Behaviorism and Sociocultural: Learning Experiences Through Both Theories

“To agree or not to agree?” That is the question. Reviewing the four basic theories located in the Child Development textbook, appear to be quite different. Though I agree to all four theories, only two I can speak from life experiences that are proven to me to be valid. The two theories I strongly feel that I can relate to through my experiences growing up is the Social Learning process under Behaviorism and the Sociocultural Theory. Both of these theories have the influences from all surroundings that make learning and growing either a memory to remember or a memory to forget. Summarized below are the theories that I agree to, why I do and how the theories relate to my learning experiences.

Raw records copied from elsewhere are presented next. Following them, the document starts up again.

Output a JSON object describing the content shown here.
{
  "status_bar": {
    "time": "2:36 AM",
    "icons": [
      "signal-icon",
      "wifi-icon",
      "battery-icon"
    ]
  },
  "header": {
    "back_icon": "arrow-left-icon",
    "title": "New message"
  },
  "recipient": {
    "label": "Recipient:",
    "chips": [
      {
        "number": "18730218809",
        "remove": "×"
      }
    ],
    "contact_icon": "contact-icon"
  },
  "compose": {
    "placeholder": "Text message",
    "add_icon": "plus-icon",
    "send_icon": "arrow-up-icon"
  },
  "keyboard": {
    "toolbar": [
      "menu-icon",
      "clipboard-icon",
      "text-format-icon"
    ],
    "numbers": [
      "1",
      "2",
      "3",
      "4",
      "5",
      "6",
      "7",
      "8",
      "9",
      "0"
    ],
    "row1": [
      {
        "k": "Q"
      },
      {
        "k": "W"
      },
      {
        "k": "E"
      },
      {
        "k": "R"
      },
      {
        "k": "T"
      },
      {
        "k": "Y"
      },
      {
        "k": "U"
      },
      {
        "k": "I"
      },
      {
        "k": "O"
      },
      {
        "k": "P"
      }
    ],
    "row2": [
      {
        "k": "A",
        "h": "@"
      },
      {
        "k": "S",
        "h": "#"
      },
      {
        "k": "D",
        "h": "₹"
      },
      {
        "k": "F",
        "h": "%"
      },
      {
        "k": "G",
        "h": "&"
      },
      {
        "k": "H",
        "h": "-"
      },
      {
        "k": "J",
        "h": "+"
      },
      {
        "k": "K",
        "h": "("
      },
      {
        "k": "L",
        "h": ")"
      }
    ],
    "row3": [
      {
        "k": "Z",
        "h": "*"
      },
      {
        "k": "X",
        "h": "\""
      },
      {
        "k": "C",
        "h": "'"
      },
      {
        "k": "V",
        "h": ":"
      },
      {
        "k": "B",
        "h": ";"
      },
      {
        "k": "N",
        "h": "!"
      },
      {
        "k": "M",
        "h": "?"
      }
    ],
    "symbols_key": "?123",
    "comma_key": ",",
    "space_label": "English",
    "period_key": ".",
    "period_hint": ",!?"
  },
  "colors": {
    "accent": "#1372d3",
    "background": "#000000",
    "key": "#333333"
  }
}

Defining the Social Learning Theory, it is learning behavior by observing behavior. Picture this! Watching your mother wash the dishes, drive the car, interact with others, and demonstrate how to do your homework. All of these observations were eventually accomplished and performed as well as many others, by means of watching and asking questions. My parents were the main surroundings that affected my childhood learning behavior, by making it acceptable and comprehendible to grasp. To start out, my mother was an artist and attended many gatherings. She was a loving, social, and active person. Going with her to art gallery’s/opening, meeting and art classes, it was hard not go with the flow after watching her do it. Talking, walking, and meeting her friends made it ac challenge for a young girl who had not had many friends, to be just like ‘Mom’. The self-efficacy and the multiple gatherings made socializing and modeling easy thereafter.

Learning by observing also took place with my father while growing up. My father was a friend, business-man, and father to me. Making friends, interacting with clients, and becoming a successful lawyer, he had to show respect, dignity, and pride among his firm. Thus, outings to dad’s office downtown answered the question “Where does my father go when he leaves in the morning?” Going on what I called ‘after school field trips’ to my father’s office was interesting, active, and made me think twice about following in his footsteps when choosing a career. Observing him, my father was humorous yet business-like at the office. He treated everyone with a balance of equality and respect when taking to clients. While I spent more time with my mother, my father influenced my learning. Attending office parties and gatherings, I saw a different side to my dad. A side that was not ‘office dad’, he was laughing, making jokes and smiling from to ear to ear. While having two sides to him, my fathers was loving, caring, and giving at home.

Now as an adult, I model how my father behaved in and out of the office. No matter where I am, my father’s behavior comes out in me. By observing and imitating, my personality can not be whole without my father. Matter of fact, due of my parent’s style of bringing me up as a child, I now learn better and more productively by observing. Today, I only learn by being the observant, verbal, and active person I am.